Here is an example of denial. During multiple Kaikaku, an IT Department was extensively criticized. It took too long to get service. The required updates for an EHR were way behind. The support for software was inefficient and unreliable. When the IT staff went through their Kaikaku, they confirmed most of what had been said in other Kaikaku. So what was the response? Well, the Executive for IT took all of the A-3’s that had been generated and said they would be returned when really completed. I’m sure you can guess that they were never completed nor returned. The data (employee reports) was cleansed. Fortunately, we had digital copies of the Kaikaku and all of the other division reports on the IT Department.

The takeaway was consistent with my other extensive experience. The data was not reliable, that is not collected and preserved at the source according to standards, but the overwhelming opinion said the system was broken. It doesn’t matter that IT was the subject. This takeaway fits with any broken system. So pushback happens. What do we do about it?

I am talking about an unstable system now—one that does not have standard work. The first step is to confirm the data. Establish a reliable data collection system and collect the data. Is this step necessary to improve the system? I maintain it is not. With reliable reports from inside a system, we can improve it without having 100% accurate data. Since every unstable system can be improved if the Kaizen team buys in to a need for improvement, we could improve it without any data other than employee reports. But real data collection does not take much time, it allows refutation of reasons for pushback and lets us get back on track to improving the system.

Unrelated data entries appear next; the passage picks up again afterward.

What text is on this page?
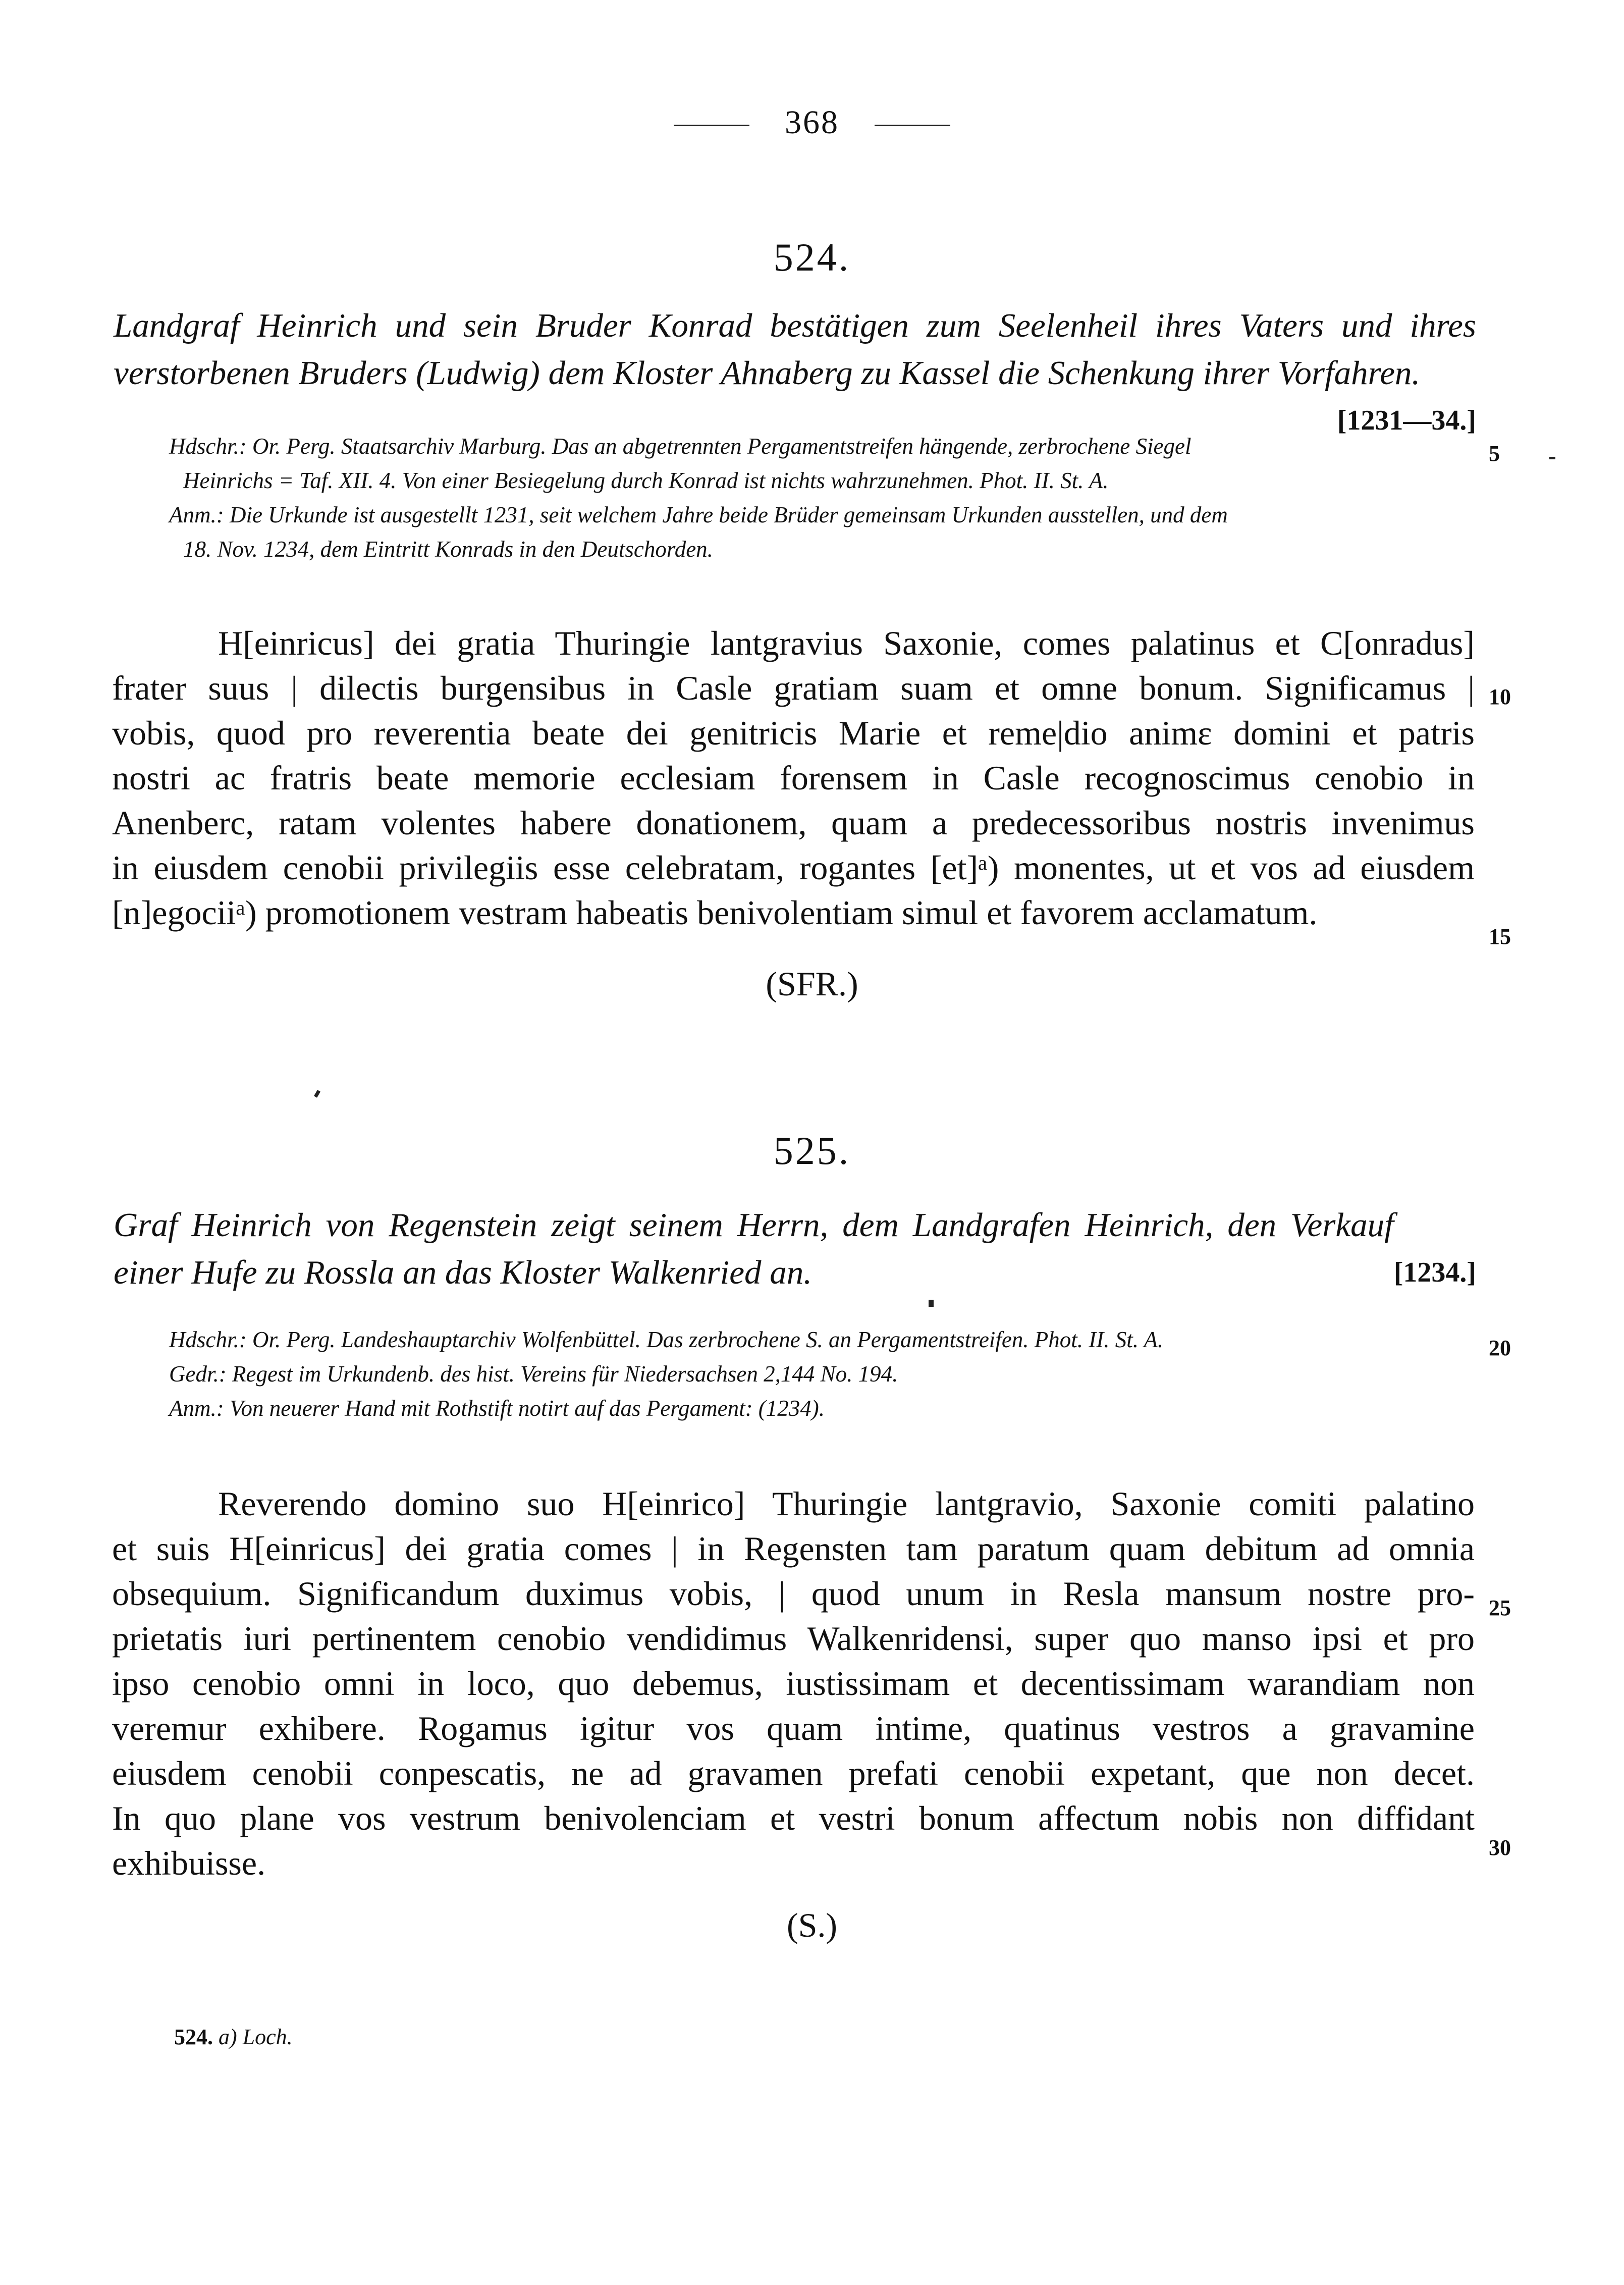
368
524.
Landgraf Heinrich und sein Bruder Konrad bestätigen zum Seelenheil ihres Vaters und ihres verstorbenen Bruders (Ludwig) dem Kloster Ahnaberg zu Kassel die Schenkung ihrer Vorfahren.
[1231—34.]
Hdschr.: Or. Perg. Staatsarchiv Marburg. Das an abgetrennten Pergamentstreifen hängende, zerbrochene Siegel
Heinrichs = Taf. XII. 4. Von einer Besiegelung durch Konrad ist nichts wahrzunehmen. Phot. II. St. A.
Anm.: Die Urkunde ist ausgestellt 1231, seit welchem Jahre beide Brüder gemeinsam Urkunden ausstellen, und dem
18. Nov. 1234, dem Eintritt Konrads in den Deutschorden.
5
H[einricus] dei gratia Thuringie lantgravius Saxonie, comes palatinus et C[onradus]
frater suus | dilectis burgensibus in Casle gratiam suam et omne bonum. Significamus |
vobis, quod pro reverentia beate dei genitricis Marie et reme|dio animε domini et patris
nostri ac fratris beate memorie ecclesiam forensem in Casle recognoscimus cenobio in
Anenberc, ratam volentes habere donationem, quam a predecessoribus nostris invenimus
in eiusdem cenobii privilegiis esse celebratam, rogantes [et]ᵃ) monentes, ut et vos ad eiusdem
[n]egociiᵃ) promotionem vestram habeatis benivolentiam simul et favorem acclamatum.
10
15
(SFR.)
525.
[1234.]
Graf Heinrich von Regenstein zeigt seinem Herrn, dem Landgrafen Heinrich, den Verkauf einer Hufe zu Rossla an das Kloster Walkenried an.
Hdschr.: Or. Perg. Landeshauptarchiv Wolfenbüttel. Das zerbrochene S. an Pergamentstreifen. Phot. II. St. A.
Gedr.: Regest im Urkundenb. des hist. Vereins für Niedersachsen 2,144 No. 194.
Anm.: Von neuerer Hand mit Rothstift notirt auf das Pergament: (1234).
20
Reverendo domino suo H[einrico] Thuringie lantgravio, Saxonie comiti palatino
et suis H[einricus] dei gratia comes | in Regensten tam paratum quam debitum ad omnia
obsequium. Significandum duximus vobis, | quod unum in Resla mansum nostre pro-
prietatis iuri pertinentem cenobio vendidimus Walkenridensi, super quo manso ipsi et pro
ipso cenobio omni in loco, quo debemus, iustissimam et decentissimam warandiam non
veremur exhibere. Rogamus igitur vos quam intime, quatinus vestros a gravamine
eiusdem cenobii conpescatis, ne ad gravamen prefati cenobii expetant, que non decet.
In quo plane vos vestrum benivolenciam et vestri bonum affectum nobis non diffidant
exhibuisse.
25
30
(S.)
524. a) Loch.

Similar pushback is described in an example from King County, Washington’s Lean Implementation. Pushback occurred, but the were able to move forward after responses similar to what I recommend. One of their major problems was in recruitment. A Kaizen revealed real data: lead time for hiring took 92 days. After Kaizen, it was reduced to 78 days (15% improvement). I participated in a similar Kaizen on recruitment that had an original lead time of 140+ days that was reduced to 33 days on average. Improvement happens during Lean. The facts demonstrate that. The reason for failure is the pushback that happens. A Lean Leader knows about and has experienced pushback. They know what Nemawashi is. They understand Hoshin Kanri. No blame, no shame is a part of their lexicon. They are coaches and mentors who can bring deniers back into the tribe they are creating in their workplace.